Excerpts from the INTERVIEW – Katherine Schimmel Baki: A Meeting in a Garden and a Mystic Pen:
by Joy Stocke

Q : In addition, you are the mother of three children. How does your role as a mother dovetail with your scholarship and work schedule. How do you envision the future?

Schimmel-Baki: Well, this is an interesting subject isn’t it? I am reminded of Khalil Gibran’s poem: “Your children are not your children. They are the sons and daughters of Life’s longing for itself. They come through you but not from you, And though they are with you, yet they belong not to you.”

Raising three amazing souls who will go out into the world as conscientious, loving, meaningfully productive, happy beings is not unlike the Sufi path itself in which the believer (in this case the mother) works continuously at shedding the outer garment or material world so that she may enter the spiritual space of complete annihilation with the beloved (the children).

You often have to make profound adjustments and compromises to your way of being in order to accommodate others in a way that is beneficial to them. Not necessarily to you. Of course you could say this of marriage or any close relationship.
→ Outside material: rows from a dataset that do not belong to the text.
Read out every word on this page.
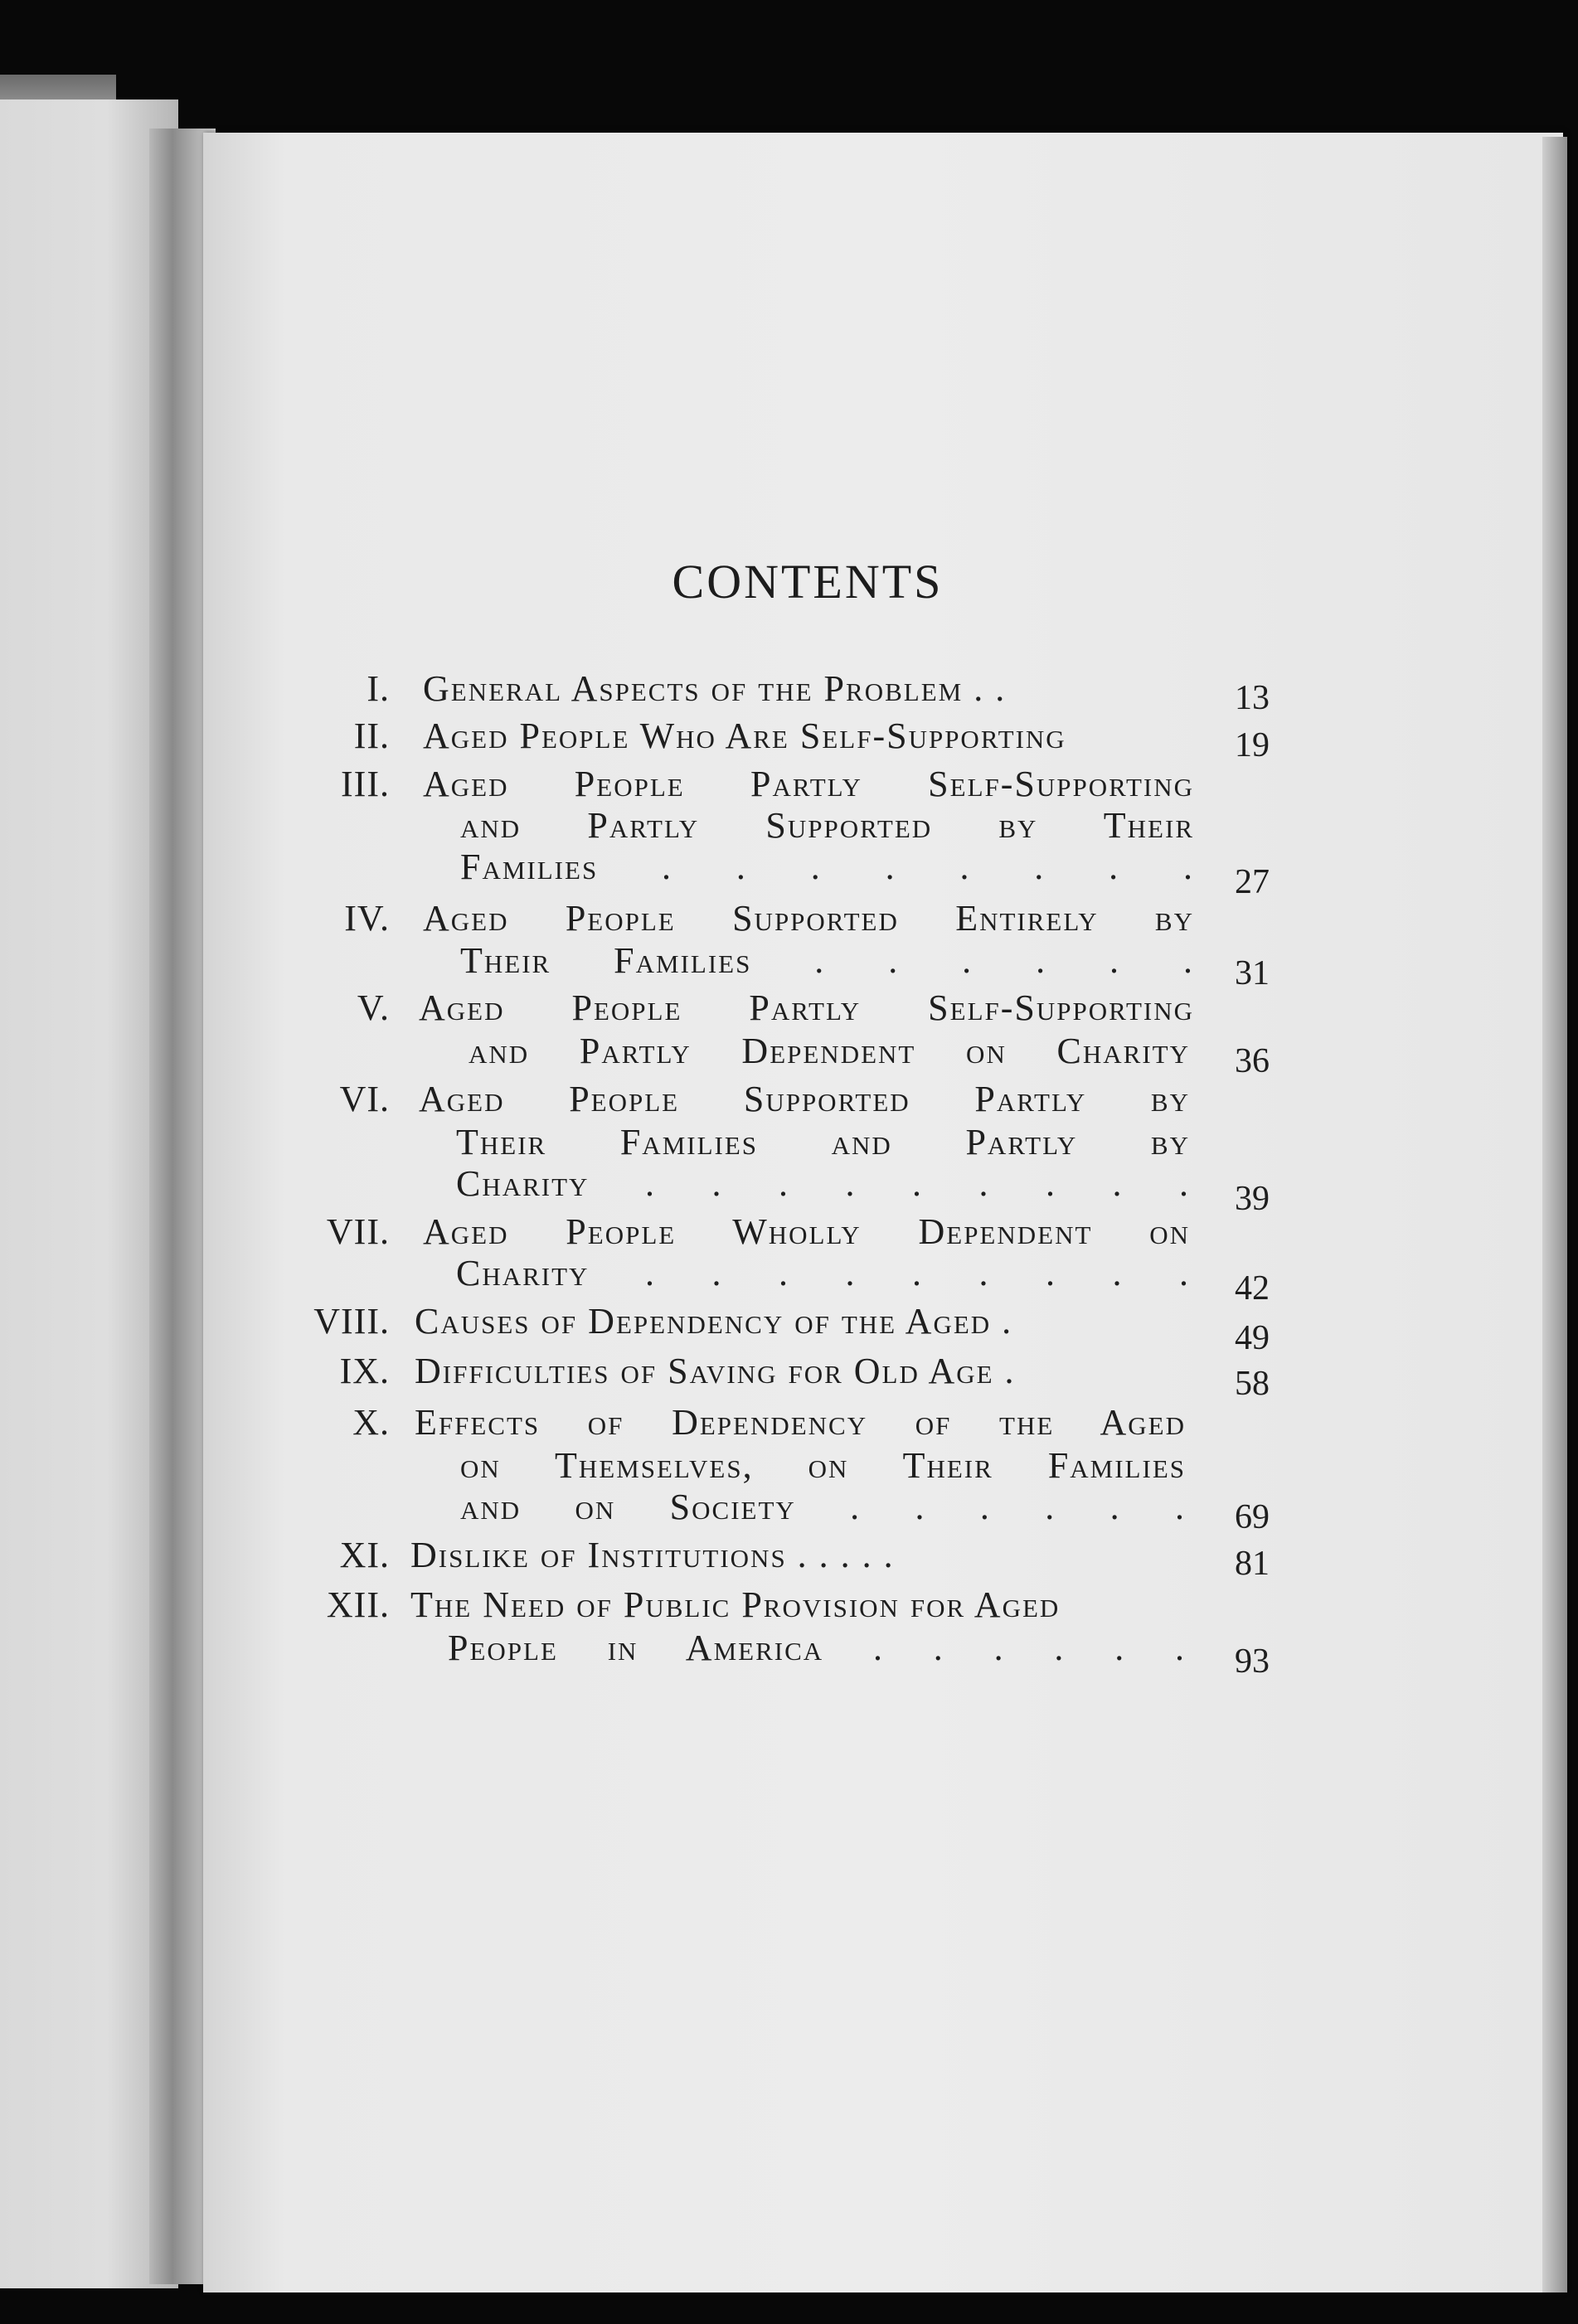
CONTENTS
I. General Aspects of the Problem . .	13
II. Aged People Who Are Self-Supporting	19
III. Aged People Partly Self-Supporting
and Partly Supported by Their
Families . . . . . . . .	27
IV. Aged People Supported Entirely by
Their Families . . . . . .	31
V. Aged People Partly Self-Supporting
and Partly Dependent on Charity	36
VI. Aged People Supported Partly by
Their Families and Partly by
Charity . . . . . . . . .	39
VII. Aged People Wholly Dependent on
Charity . . . . . . . . .	42
VIII. Causes of Dependency of the Aged .	49
IX. Difficulties of Saving for Old Age .	58
X. Effects of Dependency of the Aged
on Themselves, on Their Families
and on Society . . . . . .	69
XI. Dislike of Institutions . . . . .	81
XII. The Need of Public Provision for Aged
People in America . . . . . .	93
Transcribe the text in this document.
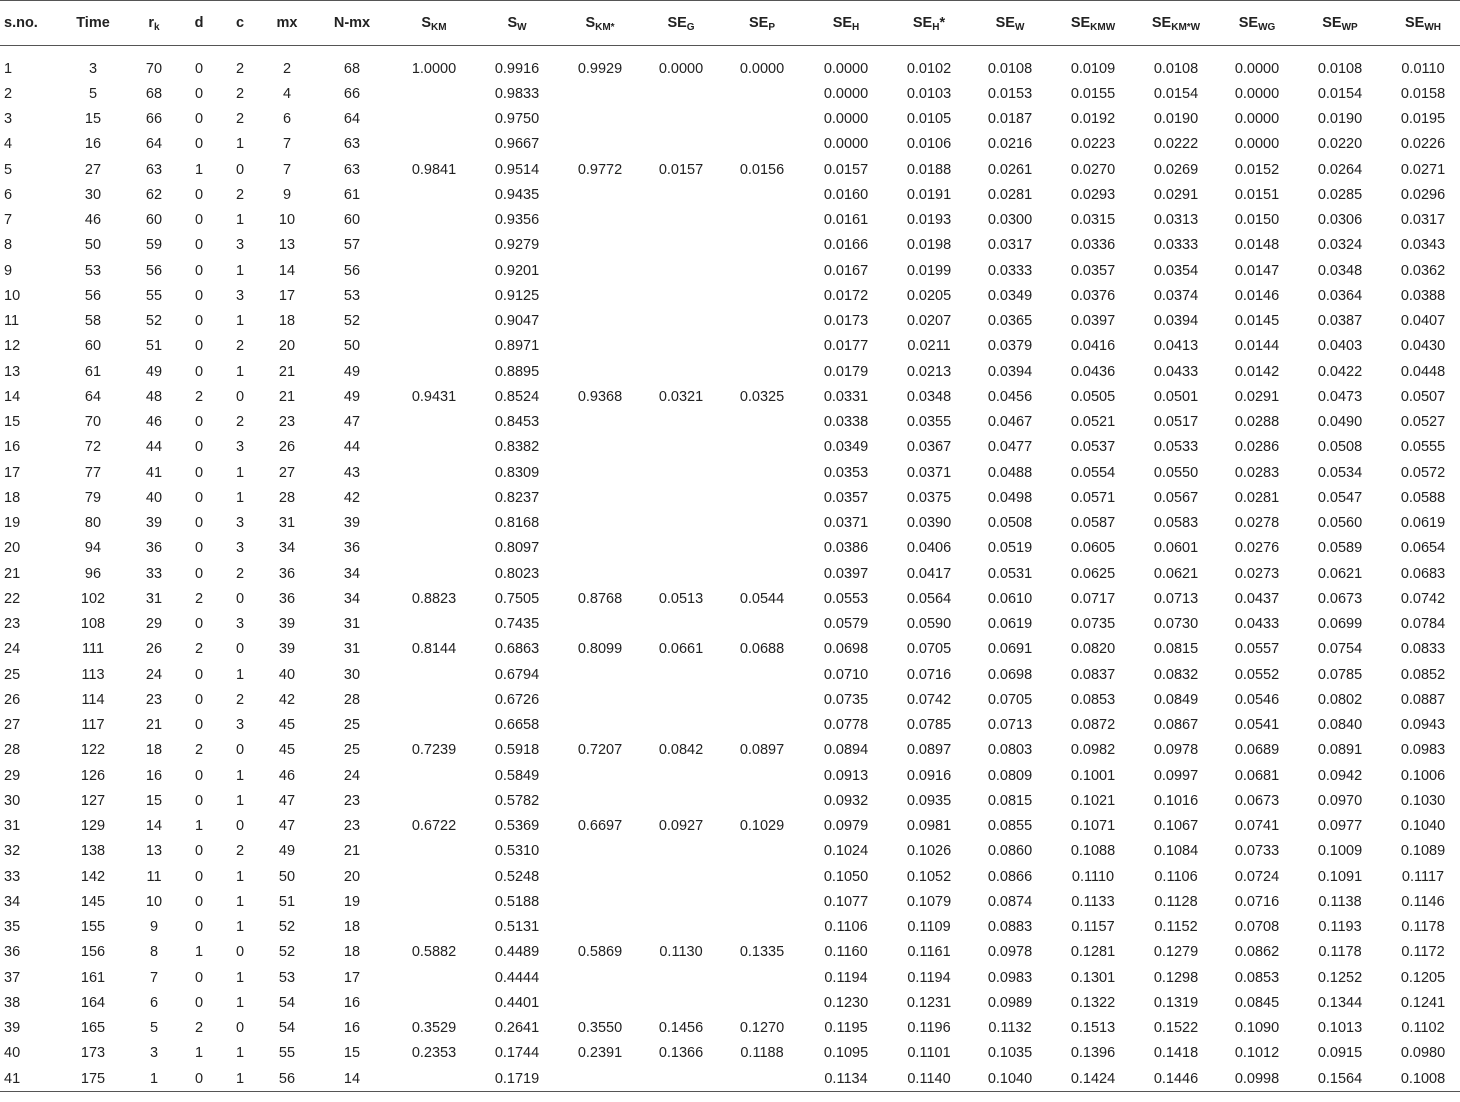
s.no.	Time	$r_k$	d	c	mx	N-mx	$S_{KM}$	$S_W$	$S_{KM*}$	$SE_G$	$SE_P$	$SE_H$	$SE_H*$	$SE_W$	$SE_{KMW}$	$SE_{KM*W}$	$SE_{WG}$	$SE_{WP}$	$SE_{WH}$

1	3	70	0	2	2	68	1.0000	0.9916	0.9929	0.0000	0.0000	0.0000	0.0102	0.0108	0.0109	0.0108	0.0000	0.0108	0.0110
2	5	68	0	2	4	66		0.9833				0.0000	0.0103	0.0153	0.0155	0.0154	0.0000	0.0154	0.0158
3	15	66	0	2	6	64		0.9750				0.0000	0.0105	0.0187	0.0192	0.0190	0.0000	0.0190	0.0195
4	16	64	0	1	7	63		0.9667				0.0000	0.0106	0.0216	0.0223	0.0222	0.0000	0.0220	0.0226
5	27	63	1	0	7	63	0.9841	0.9514	0.9772	0.0157	0.0156	0.0157	0.0188	0.0261	0.0270	0.0269	0.0152	0.0264	0.0271
6	30	62	0	2	9	61		0.9435				0.0160	0.0191	0.0281	0.0293	0.0291	0.0151	0.0285	0.0296
7	46	60	0	1	10	60		0.9356				0.0161	0.0193	0.0300	0.0315	0.0313	0.0150	0.0306	0.0317
8	50	59	0	3	13	57		0.9279				0.0166	0.0198	0.0317	0.0336	0.0333	0.0148	0.0324	0.0343
9	53	56	0	1	14	56		0.9201				0.0167	0.0199	0.0333	0.0357	0.0354	0.0147	0.0348	0.0362
10	56	55	0	3	17	53		0.9125				0.0172	0.0205	0.0349	0.0376	0.0374	0.0146	0.0364	0.0388
11	58	52	0	1	18	52		0.9047				0.0173	0.0207	0.0365	0.0397	0.0394	0.0145	0.0387	0.0407
12	60	51	0	2	20	50		0.8971				0.0177	0.0211	0.0379	0.0416	0.0413	0.0144	0.0403	0.0430
13	61	49	0	1	21	49		0.8895				0.0179	0.0213	0.0394	0.0436	0.0433	0.0142	0.0422	0.0448
14	64	48	2	0	21	49	0.9431	0.8524	0.9368	0.0321	0.0325	0.0331	0.0348	0.0456	0.0505	0.0501	0.0291	0.0473	0.0507
15	70	46	0	2	23	47		0.8453				0.0338	0.0355	0.0467	0.0521	0.0517	0.0288	0.0490	0.0527
16	72	44	0	3	26	44		0.8382				0.0349	0.0367	0.0477	0.0537	0.0533	0.0286	0.0508	0.0555
17	77	41	0	1	27	43		0.8309				0.0353	0.0371	0.0488	0.0554	0.0550	0.0283	0.0534	0.0572
18	79	40	0	1	28	42		0.8237				0.0357	0.0375	0.0498	0.0571	0.0567	0.0281	0.0547	0.0588
19	80	39	0	3	31	39		0.8168				0.0371	0.0390	0.0508	0.0587	0.0583	0.0278	0.0560	0.0619
20	94	36	0	3	34	36		0.8097				0.0386	0.0406	0.0519	0.0605	0.0601	0.0276	0.0589	0.0654
21	96	33	0	2	36	34		0.8023				0.0397	0.0417	0.0531	0.0625	0.0621	0.0273	0.0621	0.0683
22	102	31	2	0	36	34	0.8823	0.7505	0.8768	0.0513	0.0544	0.0553	0.0564	0.0610	0.0717	0.0713	0.0437	0.0673	0.0742
23	108	29	0	3	39	31		0.7435				0.0579	0.0590	0.0619	0.0735	0.0730	0.0433	0.0699	0.0784
24	111	26	2	0	39	31	0.8144	0.6863	0.8099	0.0661	0.0688	0.0698	0.0705	0.0691	0.0820	0.0815	0.0557	0.0754	0.0833
25	113	24	0	1	40	30		0.6794				0.0710	0.0716	0.0698	0.0837	0.0832	0.0552	0.0785	0.0852
26	114	23	0	2	42	28		0.6726				0.0735	0.0742	0.0705	0.0853	0.0849	0.0546	0.0802	0.0887
27	117	21	0	3	45	25		0.6658				0.0778	0.0785	0.0713	0.0872	0.0867	0.0541	0.0840	0.0943
28	122	18	2	0	45	25	0.7239	0.5918	0.7207	0.0842	0.0897	0.0894	0.0897	0.0803	0.0982	0.0978	0.0689	0.0891	0.0983
29	126	16	0	1	46	24		0.5849				0.0913	0.0916	0.0809	0.1001	0.0997	0.0681	0.0942	0.1006
30	127	15	0	1	47	23		0.5782				0.0932	0.0935	0.0815	0.1021	0.1016	0.0673	0.0970	0.1030
31	129	14	1	0	47	23	0.6722	0.5369	0.6697	0.0927	0.1029	0.0979	0.0981	0.0855	0.1071	0.1067	0.0741	0.0977	0.1040
32	138	13	0	2	49	21		0.5310				0.1024	0.1026	0.0860	0.1088	0.1084	0.0733	0.1009	0.1089
33	142	11	0	1	50	20		0.5248				0.1050	0.1052	0.0866	0.1110	0.1106	0.0724	0.1091	0.1117
34	145	10	0	1	51	19		0.5188				0.1077	0.1079	0.0874	0.1133	0.1128	0.0716	0.1138	0.1146
35	155	9	0	1	52	18		0.5131				0.1106	0.1109	0.0883	0.1157	0.1152	0.0708	0.1193	0.1178
36	156	8	1	0	52	18	0.5882	0.4489	0.5869	0.1130	0.1335	0.1160	0.1161	0.0978	0.1281	0.1279	0.0862	0.1178	0.1172
37	161	7	0	1	53	17		0.4444				0.1194	0.1194	0.0983	0.1301	0.1298	0.0853	0.1252	0.1205
38	164	6	0	1	54	16		0.4401				0.1230	0.1231	0.0989	0.1322	0.1319	0.0845	0.1344	0.1241
39	165	5	2	0	54	16	0.3529	0.2641	0.3550	0.1456	0.1270	0.1195	0.1196	0.1132	0.1513	0.1522	0.1090	0.1013	0.1102
40	173	3	1	1	55	15	0.2353	0.1744	0.2391	0.1366	0.1188	0.1095	0.1101	0.1035	0.1396	0.1418	0.1012	0.0915	0.0980
41	175	1	0	1	56	14		0.1719				0.1134	0.1140	0.1040	0.1424	0.1446	0.0998	0.1564	0.1008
However, the bond between a mother and a child departs markedly from other types of love, and this is where the Sufi-like aspect comes into play because the believer has an absolute, pure love, which does not want to be self-serving in any way, even though this is almost impossible to achieve.

All the motherly adjustments I have had to make along the way have only made me a much more flexible, forgiving and, I’d like to think, better person as I suddenly started to see people and the world through the eyes of a child again…which is so much more interesting and to the point I think.

WRR: So, is it a constant struggle between work and family?

Schimmel-Baki: Yes, because I am madly in love with my children and yet I am also compelled to do other things. Just as I can’t control the fact that I love them, I also can’t stop pursuing certain interests. But I’ve learned to seek balance in the imbalance and to try and always fine-tune everything…so what works today may not tomorrow. Some days, I feel just like the tragic Greek character, Sisyphus, who is stuck for an eternity slowly pushing a heavy boulder up a hill only to have it come crashing back down again when he finally manages to get it to the top. Those moments are truly, dark nights of the soul. And this is why I call this highly personal journey the Sufi path of motherhood. What really counts is the persistence of that soul in being aware of its inadequacies and on insisting on doing better next time. That’s all we can hope for from ourselves and from others and that should be enough, which brings me back to what is the most haunting, powerful part of the Gibran poem:

You are the bows from which your children as living arrows are sent forth.

The archer sees the mark upon the path of the infinite, 
and He bends you with His might that His arrows may go swift and far.

Let your bending in the archer’s hand be for gladness;

For even as He loves the arrow that flies,
 so He loves also the bow that is stable

In this case, for me, the bow that is stable is the mother and the environment that she has created.